3Explore the South Pass Historic Site


Head to South Pass Historic Site and you’ll follow the route known as “Wyoming Women’s Suffrage Pathway.” South Pass is an abandoned mining town that is lots of fun to explore. It’s also the place where, in 1870, Esther Hobart Morris became the first woman in America to hold public office as a Justice of the Peace.

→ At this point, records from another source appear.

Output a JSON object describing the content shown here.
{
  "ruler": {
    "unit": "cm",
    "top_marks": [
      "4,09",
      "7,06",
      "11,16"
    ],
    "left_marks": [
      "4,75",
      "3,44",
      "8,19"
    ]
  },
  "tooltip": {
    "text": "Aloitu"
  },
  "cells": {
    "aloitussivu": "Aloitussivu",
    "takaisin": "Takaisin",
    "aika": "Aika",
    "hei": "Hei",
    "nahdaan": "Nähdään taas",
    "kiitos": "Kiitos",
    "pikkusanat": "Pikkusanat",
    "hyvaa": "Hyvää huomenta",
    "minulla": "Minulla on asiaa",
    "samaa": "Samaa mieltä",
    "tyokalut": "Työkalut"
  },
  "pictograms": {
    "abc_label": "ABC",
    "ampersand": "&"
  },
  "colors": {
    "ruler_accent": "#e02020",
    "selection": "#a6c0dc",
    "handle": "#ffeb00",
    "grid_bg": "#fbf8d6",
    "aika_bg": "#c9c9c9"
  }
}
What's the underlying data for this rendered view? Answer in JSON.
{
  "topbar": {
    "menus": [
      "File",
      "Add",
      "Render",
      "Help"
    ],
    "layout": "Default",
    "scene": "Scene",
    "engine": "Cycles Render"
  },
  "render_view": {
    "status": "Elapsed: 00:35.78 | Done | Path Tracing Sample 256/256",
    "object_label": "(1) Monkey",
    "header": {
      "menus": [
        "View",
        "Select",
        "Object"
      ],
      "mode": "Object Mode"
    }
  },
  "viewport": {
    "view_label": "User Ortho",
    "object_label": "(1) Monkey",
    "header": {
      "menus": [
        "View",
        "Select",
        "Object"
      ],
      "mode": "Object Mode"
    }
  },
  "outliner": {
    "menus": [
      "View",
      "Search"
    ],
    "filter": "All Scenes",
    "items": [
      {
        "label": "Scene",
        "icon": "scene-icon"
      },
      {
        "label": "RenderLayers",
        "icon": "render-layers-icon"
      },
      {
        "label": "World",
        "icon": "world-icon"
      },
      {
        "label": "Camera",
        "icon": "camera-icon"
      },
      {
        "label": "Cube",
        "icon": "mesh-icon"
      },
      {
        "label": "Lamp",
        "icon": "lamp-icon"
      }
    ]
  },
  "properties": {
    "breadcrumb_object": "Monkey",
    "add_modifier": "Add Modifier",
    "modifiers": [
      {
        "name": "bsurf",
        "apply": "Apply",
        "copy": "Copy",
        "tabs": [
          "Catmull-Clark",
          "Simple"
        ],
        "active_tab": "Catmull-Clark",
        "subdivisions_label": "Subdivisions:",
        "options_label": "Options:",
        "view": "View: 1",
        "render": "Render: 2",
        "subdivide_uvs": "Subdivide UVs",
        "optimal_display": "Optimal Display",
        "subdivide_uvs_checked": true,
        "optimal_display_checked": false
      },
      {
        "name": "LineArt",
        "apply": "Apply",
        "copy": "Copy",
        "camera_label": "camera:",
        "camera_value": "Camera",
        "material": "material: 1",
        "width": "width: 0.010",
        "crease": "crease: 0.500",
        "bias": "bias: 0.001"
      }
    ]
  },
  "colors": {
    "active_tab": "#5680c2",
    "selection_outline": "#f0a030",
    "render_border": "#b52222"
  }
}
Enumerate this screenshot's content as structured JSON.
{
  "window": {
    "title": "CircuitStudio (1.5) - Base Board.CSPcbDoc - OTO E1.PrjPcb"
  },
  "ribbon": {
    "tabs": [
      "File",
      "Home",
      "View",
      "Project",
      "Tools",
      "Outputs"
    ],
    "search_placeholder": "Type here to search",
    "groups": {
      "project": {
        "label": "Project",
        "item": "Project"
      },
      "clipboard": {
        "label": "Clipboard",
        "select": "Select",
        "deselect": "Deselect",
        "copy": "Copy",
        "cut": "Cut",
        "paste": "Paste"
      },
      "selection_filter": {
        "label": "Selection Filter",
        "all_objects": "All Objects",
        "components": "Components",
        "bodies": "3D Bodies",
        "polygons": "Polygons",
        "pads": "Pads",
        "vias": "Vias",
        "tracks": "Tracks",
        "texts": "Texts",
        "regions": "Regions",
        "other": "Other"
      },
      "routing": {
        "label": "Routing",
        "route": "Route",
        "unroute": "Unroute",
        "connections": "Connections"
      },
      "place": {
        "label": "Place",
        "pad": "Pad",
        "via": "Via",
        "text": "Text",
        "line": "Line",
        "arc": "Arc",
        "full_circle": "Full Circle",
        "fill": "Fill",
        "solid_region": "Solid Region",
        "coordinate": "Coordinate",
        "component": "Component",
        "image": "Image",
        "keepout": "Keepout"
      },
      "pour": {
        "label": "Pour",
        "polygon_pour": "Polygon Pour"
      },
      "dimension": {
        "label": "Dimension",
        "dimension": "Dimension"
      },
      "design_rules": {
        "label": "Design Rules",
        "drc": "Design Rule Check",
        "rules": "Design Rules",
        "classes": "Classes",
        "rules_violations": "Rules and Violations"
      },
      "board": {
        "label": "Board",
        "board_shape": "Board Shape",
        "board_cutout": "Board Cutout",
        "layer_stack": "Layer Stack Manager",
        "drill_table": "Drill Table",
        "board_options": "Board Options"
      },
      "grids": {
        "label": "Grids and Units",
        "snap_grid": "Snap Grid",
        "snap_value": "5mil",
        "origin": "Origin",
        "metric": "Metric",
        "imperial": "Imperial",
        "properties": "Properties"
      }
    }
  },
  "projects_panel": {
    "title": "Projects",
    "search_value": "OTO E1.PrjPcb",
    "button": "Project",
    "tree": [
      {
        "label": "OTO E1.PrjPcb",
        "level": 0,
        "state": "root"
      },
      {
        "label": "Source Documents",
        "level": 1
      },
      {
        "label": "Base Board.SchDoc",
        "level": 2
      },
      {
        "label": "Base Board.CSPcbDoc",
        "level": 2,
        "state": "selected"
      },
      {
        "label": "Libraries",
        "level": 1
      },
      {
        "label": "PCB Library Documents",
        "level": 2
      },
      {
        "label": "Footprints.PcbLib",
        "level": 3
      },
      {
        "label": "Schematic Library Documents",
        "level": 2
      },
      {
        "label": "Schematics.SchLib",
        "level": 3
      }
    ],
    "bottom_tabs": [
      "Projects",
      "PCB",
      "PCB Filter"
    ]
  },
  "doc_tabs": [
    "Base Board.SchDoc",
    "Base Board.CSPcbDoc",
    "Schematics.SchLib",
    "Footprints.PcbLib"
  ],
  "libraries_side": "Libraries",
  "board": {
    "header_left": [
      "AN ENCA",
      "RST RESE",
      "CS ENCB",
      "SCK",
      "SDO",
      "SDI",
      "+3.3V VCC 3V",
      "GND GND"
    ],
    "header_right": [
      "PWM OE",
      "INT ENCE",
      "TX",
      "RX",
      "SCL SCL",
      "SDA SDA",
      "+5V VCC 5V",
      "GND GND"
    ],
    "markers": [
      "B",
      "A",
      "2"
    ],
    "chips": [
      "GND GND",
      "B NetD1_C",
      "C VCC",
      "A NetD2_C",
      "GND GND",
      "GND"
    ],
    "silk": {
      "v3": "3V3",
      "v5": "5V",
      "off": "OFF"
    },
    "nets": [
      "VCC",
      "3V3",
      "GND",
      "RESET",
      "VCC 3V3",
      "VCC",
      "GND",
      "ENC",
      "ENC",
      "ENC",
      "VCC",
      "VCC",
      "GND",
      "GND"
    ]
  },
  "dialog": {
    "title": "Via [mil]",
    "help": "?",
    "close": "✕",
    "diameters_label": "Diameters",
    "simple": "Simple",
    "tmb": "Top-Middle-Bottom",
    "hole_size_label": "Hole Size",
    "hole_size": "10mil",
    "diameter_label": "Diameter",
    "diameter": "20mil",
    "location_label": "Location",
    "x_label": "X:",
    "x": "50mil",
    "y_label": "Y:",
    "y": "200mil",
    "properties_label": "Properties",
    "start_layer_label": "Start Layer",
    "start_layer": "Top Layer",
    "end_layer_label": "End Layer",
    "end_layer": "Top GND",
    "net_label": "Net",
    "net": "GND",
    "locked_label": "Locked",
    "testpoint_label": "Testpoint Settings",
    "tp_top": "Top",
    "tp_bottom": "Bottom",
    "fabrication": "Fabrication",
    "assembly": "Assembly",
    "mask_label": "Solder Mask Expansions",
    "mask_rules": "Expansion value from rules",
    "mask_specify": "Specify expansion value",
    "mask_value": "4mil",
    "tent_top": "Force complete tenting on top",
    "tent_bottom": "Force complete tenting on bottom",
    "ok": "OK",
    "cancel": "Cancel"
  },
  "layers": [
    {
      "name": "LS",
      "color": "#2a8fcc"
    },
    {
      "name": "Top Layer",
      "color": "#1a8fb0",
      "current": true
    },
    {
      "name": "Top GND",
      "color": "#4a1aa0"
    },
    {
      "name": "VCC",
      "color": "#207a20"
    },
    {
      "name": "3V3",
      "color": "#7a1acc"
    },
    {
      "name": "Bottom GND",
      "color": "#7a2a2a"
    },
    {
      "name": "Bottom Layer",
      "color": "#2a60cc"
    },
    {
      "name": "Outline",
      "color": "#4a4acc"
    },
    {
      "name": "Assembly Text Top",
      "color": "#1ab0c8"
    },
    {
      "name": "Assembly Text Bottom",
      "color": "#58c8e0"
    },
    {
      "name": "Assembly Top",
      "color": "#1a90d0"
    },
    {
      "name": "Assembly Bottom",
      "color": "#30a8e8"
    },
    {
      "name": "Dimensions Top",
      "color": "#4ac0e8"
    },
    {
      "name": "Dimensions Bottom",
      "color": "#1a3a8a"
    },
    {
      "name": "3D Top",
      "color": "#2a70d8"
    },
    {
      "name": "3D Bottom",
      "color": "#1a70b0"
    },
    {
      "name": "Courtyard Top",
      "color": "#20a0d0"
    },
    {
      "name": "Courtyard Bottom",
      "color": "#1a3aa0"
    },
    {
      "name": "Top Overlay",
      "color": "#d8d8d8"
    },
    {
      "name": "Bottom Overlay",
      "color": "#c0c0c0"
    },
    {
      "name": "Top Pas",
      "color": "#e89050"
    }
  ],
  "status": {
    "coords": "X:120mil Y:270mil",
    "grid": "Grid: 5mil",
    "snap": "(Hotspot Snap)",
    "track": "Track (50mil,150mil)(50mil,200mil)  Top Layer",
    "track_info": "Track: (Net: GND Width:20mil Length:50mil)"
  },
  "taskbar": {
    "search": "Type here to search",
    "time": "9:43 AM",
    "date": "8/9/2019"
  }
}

In addition to touring the town’s historic buildings, you can also head underground for a tour of its tunnels and mines.



4Sip wine and shop at Sidekicks Book Bar


I never met an independent bookstore I didn’t like, but owner Lisa Ryberg brings it to the next level at Sidekicks Book Bar by serving up wine, charcuterie boards, and dessert for shoppers. Although the store is small, the collection is thoughtful and well-curated and I could have easily spent hours browsing its shelves, glass of wine in hand.


I left with two books, but if I’d had more space in my suitcase I’m fairly certain that number would have risen to at least five. So, fellow bookworms: learn from my mistakes and leave some extra room in your suitcase before you head to Wyoming.

As someone who admittedly lives in a city that’s a liberal bubble, my trip served as an important reminder that women in all 50 states are doing incredible things and we shouldn’t make sweeping judgements of every single person who resides in a less-than-progressive state. By doing so, we just might miss out on new experiences and meeting some seriously inspirational women.